In light of the numerous unknowns raised throughout the two day meeting, FDA officials announced that any approval will require post-market review and data requirements. Yet the VMAC expressed its concerns with FDA’s plan to require post-market reviews as sufficient for gaps in current safety data. “If there are concerns about safety then they should be addressed before going on the market, not after,” one Committee member stated.
 
“Today the public provided a resounding objection to GE fish and we hope that FDA will take heed,” said Kimbrell. “We strongly oppose the approval of these genetically engineered salmon and urge FDA to reject this application.”

# #  #

The Center for Food Safety is a national, non-profit, membership organization founded in 1997 to protect human health and the environment by curbing the use of harmful food production technologies and by promoting organic and other forms of sustainable agriculture.
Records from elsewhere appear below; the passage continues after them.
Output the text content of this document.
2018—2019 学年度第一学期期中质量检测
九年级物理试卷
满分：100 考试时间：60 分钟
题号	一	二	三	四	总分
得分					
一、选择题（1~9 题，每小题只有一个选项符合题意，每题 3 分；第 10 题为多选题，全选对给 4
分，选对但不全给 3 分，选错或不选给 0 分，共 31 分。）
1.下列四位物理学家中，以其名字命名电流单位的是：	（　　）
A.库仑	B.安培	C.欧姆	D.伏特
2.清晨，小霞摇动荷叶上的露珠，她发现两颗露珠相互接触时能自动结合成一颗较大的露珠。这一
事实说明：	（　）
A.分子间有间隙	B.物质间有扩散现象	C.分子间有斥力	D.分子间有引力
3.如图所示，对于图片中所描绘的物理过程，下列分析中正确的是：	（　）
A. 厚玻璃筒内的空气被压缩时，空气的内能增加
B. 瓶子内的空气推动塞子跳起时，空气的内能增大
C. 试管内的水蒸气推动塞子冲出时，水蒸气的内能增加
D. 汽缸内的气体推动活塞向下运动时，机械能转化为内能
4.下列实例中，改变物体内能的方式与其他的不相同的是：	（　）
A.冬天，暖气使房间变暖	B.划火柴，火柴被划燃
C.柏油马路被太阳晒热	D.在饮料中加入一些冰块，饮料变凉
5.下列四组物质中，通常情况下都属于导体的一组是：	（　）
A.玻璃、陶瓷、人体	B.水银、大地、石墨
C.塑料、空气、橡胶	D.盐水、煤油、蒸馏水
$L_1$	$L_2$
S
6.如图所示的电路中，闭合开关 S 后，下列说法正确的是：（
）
CFS currently represents over 125,000 members across the nation. Materials about GE fish including fact sheets, sign-on letters and testimony delivered to the VMAC are available on the web at: www.ge-fish.org

*CFS has worked with many states to pass laws and regulations on GE fish: California, Washington, Oregon, Maryland, Michigan, Florida and Alaska have all passed laws or rules regulating GE salmon, and Alaska requires labeling for any GE fish product.